W trakcie odczytywanego dziś fragmentu Ewangelii według św. Jana usłyszeliśmy słowa – „A On sam, dźwigając krzyż, wyszedł na miejsce zwane Miejscem Czaszki, które po hebrajsku nazywa się Golgota.” I możemy dziwić się temu sformułowaniu – „On sam”. Przecież doskonale wiemy, że Chrystus nie był sam. Towarzyszyło Mu wiele osób – byli żołnierze, byli jego oskarżyciele, były płaczące niewiasty, byli przypadkowi przechodnie, był Szymon Cyrenejczyk i była też Jego Matka i apostoł Jan. To słowo – „sam” można rozpatrywać w szerszym kontekście. Jezus sam musiał ponieść na Golgotę wszystkie nasze grzechy. Ci wszyscy ludzie, którzy mu towarzyszyli – mniej lub bardziej życzliwi, nie byli jednak w stanie wejść w tę Jego samotność i zastąpić Go w wypełnieniu woli Ojca.

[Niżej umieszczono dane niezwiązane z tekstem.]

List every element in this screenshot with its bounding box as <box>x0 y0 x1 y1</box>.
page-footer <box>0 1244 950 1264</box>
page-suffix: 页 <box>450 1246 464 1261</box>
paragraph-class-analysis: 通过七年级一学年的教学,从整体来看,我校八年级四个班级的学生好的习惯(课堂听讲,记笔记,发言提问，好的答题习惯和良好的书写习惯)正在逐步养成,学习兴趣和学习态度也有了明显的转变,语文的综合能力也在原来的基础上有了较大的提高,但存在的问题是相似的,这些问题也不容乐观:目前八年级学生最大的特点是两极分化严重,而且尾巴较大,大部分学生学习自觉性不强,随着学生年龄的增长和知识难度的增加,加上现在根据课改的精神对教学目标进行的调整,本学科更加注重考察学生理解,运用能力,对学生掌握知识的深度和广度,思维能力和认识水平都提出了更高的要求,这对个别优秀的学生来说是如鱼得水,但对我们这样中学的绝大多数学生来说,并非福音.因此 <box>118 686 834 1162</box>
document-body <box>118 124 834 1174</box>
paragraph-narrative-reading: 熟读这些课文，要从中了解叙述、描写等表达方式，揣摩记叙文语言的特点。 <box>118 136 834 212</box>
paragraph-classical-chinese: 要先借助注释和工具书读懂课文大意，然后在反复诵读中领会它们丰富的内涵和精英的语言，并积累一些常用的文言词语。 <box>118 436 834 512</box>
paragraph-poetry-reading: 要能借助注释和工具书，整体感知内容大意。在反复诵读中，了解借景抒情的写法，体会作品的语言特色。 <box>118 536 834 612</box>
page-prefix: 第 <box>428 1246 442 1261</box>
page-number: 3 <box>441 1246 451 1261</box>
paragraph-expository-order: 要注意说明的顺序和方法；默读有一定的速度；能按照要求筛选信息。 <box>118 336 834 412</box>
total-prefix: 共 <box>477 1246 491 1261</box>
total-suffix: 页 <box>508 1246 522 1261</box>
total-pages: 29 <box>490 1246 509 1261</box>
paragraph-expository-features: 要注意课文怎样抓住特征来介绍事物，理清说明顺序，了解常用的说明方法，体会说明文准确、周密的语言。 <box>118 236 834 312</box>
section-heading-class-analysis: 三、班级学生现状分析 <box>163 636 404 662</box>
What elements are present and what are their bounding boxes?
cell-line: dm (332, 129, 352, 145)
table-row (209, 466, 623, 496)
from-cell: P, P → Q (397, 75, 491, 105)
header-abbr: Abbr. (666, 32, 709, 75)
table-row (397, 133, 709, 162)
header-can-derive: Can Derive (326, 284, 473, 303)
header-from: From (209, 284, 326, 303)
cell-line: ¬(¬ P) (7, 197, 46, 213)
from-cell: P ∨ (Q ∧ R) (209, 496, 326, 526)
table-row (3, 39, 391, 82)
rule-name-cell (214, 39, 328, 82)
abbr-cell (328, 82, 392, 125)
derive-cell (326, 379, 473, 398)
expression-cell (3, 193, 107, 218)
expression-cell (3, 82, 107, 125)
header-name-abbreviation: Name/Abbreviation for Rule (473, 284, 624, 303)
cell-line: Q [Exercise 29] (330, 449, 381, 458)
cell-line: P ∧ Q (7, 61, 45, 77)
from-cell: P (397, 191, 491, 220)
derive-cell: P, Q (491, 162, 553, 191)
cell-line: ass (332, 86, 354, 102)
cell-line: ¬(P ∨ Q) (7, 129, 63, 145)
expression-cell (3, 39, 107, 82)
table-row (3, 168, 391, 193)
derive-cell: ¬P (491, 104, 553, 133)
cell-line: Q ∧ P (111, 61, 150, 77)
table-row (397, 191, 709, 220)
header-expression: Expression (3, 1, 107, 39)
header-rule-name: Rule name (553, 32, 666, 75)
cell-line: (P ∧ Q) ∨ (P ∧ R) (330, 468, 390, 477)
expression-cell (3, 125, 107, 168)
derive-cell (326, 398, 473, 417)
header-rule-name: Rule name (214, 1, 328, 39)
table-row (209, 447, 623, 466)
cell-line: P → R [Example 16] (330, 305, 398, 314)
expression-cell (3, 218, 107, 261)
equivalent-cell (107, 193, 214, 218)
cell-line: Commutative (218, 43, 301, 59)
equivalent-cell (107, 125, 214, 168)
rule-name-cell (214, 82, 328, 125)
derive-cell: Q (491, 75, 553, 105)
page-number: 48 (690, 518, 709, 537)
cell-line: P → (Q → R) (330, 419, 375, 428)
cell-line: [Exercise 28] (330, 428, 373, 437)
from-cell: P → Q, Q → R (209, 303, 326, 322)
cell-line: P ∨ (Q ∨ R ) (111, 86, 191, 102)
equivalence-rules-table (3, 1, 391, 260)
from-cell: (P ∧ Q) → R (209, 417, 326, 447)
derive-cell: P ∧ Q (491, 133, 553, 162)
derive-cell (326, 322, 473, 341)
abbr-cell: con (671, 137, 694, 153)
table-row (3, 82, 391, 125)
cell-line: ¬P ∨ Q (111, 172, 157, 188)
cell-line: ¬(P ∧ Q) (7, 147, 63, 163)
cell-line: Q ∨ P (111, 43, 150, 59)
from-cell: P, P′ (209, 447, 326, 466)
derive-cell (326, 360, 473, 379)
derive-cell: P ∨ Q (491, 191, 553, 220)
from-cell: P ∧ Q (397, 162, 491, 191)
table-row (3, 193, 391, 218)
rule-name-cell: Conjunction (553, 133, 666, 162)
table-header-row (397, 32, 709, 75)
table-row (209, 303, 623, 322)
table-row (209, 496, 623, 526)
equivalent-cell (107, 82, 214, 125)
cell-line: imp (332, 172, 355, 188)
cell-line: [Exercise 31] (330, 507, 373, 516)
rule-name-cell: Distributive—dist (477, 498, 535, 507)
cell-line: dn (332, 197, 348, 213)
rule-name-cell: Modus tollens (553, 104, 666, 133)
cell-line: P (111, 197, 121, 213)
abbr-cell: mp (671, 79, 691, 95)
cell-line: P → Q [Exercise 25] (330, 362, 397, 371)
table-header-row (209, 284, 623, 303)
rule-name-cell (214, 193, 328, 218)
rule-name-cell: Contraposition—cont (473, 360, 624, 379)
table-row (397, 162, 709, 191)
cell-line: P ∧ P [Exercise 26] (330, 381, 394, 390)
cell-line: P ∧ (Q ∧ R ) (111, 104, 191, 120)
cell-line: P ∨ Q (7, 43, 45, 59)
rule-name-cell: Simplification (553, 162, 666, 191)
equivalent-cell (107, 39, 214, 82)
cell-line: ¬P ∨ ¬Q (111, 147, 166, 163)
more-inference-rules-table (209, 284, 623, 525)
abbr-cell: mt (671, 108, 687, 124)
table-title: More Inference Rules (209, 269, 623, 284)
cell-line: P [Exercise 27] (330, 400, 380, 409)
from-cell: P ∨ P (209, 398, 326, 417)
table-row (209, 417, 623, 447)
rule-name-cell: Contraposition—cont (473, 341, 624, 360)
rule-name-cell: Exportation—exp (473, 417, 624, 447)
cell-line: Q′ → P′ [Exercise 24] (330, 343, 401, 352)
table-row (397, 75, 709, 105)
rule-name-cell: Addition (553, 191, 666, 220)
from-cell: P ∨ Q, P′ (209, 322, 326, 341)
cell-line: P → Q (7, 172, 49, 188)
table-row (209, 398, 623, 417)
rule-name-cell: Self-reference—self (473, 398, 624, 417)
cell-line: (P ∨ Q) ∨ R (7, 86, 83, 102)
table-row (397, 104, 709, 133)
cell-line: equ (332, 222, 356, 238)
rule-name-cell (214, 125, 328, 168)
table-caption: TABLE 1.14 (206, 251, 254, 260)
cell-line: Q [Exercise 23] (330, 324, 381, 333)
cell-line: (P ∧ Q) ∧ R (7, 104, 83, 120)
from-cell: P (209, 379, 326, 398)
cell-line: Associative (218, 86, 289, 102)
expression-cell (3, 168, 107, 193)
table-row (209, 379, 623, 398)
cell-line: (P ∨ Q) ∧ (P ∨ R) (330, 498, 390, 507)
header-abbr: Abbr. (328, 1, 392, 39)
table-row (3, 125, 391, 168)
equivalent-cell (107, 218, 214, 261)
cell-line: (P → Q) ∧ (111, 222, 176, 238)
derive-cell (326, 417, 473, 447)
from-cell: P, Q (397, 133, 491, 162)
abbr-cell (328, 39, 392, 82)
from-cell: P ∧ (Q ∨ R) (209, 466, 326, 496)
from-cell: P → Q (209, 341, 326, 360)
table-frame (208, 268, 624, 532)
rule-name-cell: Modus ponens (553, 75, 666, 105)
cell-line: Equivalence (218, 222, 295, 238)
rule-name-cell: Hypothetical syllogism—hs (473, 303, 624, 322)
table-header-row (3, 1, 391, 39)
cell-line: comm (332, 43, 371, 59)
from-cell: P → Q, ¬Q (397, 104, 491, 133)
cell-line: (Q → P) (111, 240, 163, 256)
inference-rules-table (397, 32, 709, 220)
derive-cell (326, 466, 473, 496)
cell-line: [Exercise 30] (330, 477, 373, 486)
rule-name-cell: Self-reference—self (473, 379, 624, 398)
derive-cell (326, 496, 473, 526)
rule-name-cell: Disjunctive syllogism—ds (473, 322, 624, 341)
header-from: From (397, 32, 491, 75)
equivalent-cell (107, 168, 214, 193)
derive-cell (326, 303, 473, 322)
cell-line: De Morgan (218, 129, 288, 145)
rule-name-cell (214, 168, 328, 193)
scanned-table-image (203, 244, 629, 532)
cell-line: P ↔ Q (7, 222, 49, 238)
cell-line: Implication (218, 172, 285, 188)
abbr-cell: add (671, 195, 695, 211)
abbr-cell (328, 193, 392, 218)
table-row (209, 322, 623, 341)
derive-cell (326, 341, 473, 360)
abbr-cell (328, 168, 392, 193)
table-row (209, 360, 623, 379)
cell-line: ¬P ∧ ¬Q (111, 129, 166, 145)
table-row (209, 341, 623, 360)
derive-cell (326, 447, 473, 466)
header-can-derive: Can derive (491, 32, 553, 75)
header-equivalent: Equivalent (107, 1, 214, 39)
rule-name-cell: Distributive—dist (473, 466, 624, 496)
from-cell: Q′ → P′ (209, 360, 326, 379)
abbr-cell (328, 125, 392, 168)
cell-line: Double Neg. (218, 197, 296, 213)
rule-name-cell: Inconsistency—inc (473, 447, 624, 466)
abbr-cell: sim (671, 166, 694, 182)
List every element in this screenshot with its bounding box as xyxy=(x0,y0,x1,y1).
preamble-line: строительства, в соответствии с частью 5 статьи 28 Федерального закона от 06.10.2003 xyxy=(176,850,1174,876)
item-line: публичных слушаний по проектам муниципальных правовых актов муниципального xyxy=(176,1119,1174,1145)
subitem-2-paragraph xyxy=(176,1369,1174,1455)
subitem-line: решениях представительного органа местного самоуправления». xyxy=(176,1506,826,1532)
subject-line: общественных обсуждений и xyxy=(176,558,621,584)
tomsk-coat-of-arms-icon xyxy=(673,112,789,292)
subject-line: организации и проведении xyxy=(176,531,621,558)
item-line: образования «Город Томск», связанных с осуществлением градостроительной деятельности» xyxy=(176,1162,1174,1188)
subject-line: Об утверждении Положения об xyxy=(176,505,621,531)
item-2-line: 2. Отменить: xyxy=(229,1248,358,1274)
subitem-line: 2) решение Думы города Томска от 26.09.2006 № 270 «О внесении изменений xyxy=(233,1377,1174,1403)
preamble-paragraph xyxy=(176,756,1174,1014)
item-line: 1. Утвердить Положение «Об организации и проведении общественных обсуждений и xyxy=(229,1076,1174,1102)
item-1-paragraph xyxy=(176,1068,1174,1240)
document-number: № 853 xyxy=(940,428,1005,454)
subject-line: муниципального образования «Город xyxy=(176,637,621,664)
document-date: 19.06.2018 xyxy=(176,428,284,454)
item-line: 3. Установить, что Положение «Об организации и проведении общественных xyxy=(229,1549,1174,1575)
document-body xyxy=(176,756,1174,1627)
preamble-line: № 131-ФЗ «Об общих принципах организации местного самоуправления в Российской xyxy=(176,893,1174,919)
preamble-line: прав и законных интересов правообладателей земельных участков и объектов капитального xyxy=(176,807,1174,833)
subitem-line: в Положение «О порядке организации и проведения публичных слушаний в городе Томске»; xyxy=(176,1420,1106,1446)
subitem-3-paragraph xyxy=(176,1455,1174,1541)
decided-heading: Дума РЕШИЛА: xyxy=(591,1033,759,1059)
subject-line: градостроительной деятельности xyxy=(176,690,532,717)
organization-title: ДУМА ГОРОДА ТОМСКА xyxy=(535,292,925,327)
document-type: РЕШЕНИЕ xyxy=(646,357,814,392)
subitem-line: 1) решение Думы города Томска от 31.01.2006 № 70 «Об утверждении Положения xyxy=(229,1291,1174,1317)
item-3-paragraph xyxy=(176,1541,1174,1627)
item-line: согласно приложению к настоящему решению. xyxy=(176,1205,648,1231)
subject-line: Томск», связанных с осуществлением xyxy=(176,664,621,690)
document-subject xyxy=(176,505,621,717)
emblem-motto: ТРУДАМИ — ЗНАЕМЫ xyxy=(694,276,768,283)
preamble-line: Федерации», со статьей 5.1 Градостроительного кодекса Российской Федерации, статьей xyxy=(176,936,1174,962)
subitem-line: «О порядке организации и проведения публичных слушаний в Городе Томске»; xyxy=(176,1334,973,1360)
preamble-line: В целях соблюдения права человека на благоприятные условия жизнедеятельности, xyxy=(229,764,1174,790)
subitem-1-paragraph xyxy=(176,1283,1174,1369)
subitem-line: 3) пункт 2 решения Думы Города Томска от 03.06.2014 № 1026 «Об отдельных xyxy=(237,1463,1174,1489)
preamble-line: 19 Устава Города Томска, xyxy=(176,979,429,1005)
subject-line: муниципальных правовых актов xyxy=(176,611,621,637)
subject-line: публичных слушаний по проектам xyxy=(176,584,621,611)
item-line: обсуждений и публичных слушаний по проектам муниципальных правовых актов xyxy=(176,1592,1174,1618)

W tym specyficznym czasie który przeżywamy może łatwiej nam sobie tę samotność Boga uzmysłowić. Będąc w domu czujemy się osamotnieni, będąc w kościele – w jakiś sposób także, bo brakuje nam tego widocznego znaku wspólnoty. Może ta sytuacja jest dla nas niepowtarzalną szansą na to, żeby swoją samotność złączyć z samotnością Boga. Nasze tęskniące za żywym Bogiem serca mogą być jakimś ukojeniem tej Bożej samotności. A jeśli my tęsknimy, to o wiele bardziej tęskni za nami Bóg. On stworzył nas i powołał dla miłości, która jest relacją. Idący na Golgotę Chrystus jest samotny z braku naszej miłości, której na co dzień tak często Mu nie okazujemy.
foto: Ewa Klimczyk
Czytaj więcej...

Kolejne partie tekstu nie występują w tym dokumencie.